15 autarquias com planos para a integração

Ao fechar o ano, eram ainda 15 as autarquias com Planos Locais para a Integração das Comunidades Ciganas, uma política local de integração coordenada pelo Alto Comissariado para as Migrações (ACM) e financiado pelo Programa Direitos, Igualdade e Cidadania (2014-2020) da Comissão Europeia.

O gabinete da ministra adjunta e dos Assuntos Parlamentares nada diz sobre a sua eventual continuidade. Mas os Planos Locais para a Integração das Comunidades Ciganas estão referenciados na Estratégia Nacional para a Integração das Comunidades Ciganas 2013-2022, que deverá ser prorrogada até ao final de Junho. E pelo menos alguns municípios mostram vontade de continuar.

Não é área onde se esteja a avançar muito depressa. O projecto-piloto, que decorreu entre Junho de 2018 e Julho de 2019, envolveu 14 municípios e resultou na criação de dez planos municipais e dois intermunicipais e de um Guia para a Concepção de Planos Locais. Só oito decidiram dar continuidade ao trabalho. Na segunda fase do programa, que arrancou em 1 de Fevereiro de 2021 e terminou no dia 31 de Janeiro de 2023, foram incluídos mais sete municípios.

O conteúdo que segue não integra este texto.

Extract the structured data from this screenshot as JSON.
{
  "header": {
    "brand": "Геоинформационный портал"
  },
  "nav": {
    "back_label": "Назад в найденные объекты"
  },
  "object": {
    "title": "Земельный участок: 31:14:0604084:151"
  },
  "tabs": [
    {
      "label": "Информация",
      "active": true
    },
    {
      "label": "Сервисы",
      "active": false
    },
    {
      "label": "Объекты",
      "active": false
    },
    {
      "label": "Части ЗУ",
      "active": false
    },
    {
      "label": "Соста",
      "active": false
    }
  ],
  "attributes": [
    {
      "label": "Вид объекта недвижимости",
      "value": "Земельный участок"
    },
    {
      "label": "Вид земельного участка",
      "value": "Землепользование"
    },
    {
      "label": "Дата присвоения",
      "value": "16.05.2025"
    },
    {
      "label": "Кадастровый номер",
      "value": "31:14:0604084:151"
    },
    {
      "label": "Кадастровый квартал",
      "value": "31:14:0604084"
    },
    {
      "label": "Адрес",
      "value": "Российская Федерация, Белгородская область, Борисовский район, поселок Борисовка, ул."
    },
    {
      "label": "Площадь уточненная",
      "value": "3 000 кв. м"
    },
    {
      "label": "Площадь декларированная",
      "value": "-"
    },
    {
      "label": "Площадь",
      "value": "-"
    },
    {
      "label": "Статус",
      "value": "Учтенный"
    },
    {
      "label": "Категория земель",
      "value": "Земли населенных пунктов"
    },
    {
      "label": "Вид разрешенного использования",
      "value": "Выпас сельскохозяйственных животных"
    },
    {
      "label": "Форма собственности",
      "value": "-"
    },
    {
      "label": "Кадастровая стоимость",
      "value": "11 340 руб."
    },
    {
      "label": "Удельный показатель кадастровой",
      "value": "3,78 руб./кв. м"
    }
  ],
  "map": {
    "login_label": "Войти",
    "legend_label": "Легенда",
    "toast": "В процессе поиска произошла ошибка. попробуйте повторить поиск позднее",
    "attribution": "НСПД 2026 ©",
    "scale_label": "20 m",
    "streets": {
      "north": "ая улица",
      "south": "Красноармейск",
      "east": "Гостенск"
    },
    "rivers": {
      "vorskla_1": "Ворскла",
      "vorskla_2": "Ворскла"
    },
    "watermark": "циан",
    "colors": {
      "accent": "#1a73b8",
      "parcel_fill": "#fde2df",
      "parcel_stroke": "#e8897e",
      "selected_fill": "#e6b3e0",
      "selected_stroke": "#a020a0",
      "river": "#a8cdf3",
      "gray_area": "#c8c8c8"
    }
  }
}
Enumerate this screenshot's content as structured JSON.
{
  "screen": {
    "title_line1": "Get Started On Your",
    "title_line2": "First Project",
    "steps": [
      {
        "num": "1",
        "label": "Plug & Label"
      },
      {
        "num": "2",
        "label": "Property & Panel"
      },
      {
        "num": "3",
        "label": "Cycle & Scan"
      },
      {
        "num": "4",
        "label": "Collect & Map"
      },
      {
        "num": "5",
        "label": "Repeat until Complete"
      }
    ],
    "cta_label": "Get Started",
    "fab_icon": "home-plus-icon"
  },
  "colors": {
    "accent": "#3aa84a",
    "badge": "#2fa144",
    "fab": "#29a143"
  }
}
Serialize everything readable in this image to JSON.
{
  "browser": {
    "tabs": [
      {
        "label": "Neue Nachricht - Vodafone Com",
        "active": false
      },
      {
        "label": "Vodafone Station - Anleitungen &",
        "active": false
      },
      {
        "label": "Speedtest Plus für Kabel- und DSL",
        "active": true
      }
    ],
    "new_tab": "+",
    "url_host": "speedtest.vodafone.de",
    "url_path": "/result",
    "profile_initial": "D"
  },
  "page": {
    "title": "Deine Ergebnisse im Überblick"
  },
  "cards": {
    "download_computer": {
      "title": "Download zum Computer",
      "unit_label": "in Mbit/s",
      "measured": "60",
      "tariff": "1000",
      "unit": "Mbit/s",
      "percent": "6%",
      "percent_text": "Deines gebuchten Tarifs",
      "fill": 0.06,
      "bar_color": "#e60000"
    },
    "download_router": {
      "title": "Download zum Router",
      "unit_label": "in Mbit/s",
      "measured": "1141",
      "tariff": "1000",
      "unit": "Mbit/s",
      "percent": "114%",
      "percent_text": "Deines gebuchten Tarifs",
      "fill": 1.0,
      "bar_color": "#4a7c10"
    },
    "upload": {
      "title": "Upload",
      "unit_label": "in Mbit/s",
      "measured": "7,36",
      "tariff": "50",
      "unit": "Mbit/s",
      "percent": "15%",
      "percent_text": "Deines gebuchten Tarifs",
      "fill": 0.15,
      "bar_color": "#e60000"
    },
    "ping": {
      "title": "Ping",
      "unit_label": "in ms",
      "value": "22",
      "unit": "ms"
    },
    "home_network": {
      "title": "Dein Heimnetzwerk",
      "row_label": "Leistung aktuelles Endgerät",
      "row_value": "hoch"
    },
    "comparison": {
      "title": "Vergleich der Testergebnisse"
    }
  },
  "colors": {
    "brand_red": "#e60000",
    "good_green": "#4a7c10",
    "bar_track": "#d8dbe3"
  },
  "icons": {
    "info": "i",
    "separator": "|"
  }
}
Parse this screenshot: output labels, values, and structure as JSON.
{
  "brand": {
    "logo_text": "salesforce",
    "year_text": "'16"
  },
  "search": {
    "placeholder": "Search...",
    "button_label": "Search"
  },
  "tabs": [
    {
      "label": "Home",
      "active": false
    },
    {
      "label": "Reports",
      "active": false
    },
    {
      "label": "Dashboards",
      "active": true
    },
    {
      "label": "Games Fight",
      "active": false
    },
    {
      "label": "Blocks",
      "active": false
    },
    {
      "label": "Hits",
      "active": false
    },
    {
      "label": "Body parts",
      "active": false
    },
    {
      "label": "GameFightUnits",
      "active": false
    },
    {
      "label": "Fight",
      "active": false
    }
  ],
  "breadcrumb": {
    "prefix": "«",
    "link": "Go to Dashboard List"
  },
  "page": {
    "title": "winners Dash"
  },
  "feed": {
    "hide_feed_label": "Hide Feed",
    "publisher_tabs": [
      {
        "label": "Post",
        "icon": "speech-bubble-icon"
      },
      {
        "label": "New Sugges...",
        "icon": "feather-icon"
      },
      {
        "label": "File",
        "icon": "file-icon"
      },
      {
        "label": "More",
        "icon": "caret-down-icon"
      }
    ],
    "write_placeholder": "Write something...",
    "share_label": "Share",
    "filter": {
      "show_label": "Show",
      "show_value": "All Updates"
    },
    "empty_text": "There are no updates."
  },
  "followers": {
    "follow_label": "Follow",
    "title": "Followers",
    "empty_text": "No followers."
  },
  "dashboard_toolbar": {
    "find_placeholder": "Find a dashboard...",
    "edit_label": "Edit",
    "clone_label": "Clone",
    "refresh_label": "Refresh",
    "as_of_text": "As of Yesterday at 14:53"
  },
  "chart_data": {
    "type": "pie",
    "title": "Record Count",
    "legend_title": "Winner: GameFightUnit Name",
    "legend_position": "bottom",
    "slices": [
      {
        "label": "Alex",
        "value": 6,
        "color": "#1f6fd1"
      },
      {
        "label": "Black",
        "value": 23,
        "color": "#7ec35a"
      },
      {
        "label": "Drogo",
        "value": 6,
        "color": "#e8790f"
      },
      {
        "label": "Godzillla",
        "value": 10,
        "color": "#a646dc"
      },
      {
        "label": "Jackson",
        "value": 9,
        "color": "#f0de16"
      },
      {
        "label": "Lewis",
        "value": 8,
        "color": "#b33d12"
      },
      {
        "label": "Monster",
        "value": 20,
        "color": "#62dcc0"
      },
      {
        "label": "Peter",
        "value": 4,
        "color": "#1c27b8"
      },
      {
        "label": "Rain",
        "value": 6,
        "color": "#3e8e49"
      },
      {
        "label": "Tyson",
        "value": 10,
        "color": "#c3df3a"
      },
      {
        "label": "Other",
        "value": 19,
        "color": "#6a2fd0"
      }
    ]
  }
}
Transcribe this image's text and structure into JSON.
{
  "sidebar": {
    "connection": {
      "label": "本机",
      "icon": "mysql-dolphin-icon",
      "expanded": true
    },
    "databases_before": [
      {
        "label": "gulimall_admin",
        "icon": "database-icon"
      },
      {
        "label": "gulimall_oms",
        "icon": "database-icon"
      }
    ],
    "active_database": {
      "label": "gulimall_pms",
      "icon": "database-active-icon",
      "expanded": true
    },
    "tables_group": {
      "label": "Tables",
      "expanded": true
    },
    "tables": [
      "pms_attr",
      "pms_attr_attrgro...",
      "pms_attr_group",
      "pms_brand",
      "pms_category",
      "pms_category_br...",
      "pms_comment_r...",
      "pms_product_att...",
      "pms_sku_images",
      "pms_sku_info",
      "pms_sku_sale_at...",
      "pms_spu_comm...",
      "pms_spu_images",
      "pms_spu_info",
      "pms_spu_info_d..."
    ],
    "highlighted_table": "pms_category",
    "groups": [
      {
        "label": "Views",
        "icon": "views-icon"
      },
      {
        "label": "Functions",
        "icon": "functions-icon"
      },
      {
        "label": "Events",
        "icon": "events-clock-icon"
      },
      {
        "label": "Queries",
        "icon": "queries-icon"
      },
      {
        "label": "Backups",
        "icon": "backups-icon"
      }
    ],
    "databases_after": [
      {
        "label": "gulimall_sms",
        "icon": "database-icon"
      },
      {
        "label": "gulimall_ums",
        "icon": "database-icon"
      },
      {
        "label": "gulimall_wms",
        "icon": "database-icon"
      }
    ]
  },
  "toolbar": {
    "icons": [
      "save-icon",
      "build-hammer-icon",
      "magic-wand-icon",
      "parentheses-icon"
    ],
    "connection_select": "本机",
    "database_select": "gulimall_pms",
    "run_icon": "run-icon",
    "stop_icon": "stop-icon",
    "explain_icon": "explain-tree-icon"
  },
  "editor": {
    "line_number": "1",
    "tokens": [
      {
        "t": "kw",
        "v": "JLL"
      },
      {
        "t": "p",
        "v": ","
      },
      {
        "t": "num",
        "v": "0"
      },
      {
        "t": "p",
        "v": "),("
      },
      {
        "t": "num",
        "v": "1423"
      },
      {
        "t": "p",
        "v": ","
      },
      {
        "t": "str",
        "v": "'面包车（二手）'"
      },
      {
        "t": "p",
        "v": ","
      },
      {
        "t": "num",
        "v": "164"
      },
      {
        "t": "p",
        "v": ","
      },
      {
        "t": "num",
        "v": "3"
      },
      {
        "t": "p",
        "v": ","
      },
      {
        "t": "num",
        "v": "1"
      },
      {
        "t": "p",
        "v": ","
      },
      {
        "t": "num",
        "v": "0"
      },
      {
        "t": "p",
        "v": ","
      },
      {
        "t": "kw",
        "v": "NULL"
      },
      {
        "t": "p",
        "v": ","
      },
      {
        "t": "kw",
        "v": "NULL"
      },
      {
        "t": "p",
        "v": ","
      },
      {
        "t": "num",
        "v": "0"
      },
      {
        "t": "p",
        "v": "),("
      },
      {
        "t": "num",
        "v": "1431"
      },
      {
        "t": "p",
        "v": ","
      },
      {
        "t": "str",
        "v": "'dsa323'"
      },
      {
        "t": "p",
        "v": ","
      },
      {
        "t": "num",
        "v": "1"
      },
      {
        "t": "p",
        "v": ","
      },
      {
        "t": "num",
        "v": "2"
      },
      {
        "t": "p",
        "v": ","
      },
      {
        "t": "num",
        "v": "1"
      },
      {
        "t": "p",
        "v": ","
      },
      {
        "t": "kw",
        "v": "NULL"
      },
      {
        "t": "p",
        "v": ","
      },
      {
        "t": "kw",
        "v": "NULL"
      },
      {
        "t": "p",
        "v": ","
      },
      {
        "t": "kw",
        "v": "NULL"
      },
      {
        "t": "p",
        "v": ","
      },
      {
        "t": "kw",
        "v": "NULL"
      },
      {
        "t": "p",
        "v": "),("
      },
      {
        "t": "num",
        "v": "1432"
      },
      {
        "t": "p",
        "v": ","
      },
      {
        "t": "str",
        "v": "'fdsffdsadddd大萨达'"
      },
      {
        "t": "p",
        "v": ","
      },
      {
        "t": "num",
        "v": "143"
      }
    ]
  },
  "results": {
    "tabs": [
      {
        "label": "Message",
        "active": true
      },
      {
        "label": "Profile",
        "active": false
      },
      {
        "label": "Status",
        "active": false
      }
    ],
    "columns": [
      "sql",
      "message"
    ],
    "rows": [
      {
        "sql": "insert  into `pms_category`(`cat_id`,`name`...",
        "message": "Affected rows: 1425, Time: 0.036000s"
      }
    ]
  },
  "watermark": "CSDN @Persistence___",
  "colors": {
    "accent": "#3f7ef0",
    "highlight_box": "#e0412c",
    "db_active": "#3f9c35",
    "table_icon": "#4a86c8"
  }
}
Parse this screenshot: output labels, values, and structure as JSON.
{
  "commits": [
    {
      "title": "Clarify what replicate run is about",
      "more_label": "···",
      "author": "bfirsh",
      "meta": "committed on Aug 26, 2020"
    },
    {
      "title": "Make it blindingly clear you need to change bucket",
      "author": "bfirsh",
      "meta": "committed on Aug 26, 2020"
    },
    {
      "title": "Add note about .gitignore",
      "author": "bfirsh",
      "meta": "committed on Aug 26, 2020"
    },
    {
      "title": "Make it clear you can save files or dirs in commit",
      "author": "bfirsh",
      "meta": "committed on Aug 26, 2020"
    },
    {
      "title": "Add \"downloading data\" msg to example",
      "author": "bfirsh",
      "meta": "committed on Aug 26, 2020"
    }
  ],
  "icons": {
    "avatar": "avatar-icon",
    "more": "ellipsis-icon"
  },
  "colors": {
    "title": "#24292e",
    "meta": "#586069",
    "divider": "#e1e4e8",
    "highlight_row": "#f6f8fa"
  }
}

Desde Janeiro de 2022, o ACM coordena a Rede de Municípios para a Participação e Inclusão das Comunidades Ciganas. Essa rede tem como objectivo a partilha entre municípios de boas práticas e dificuldades relativamente a estas comunidades. Os 35 municípios que a constituem estão organizados em sete grupos, cada um deles coordenado por um representante de um dos municípios.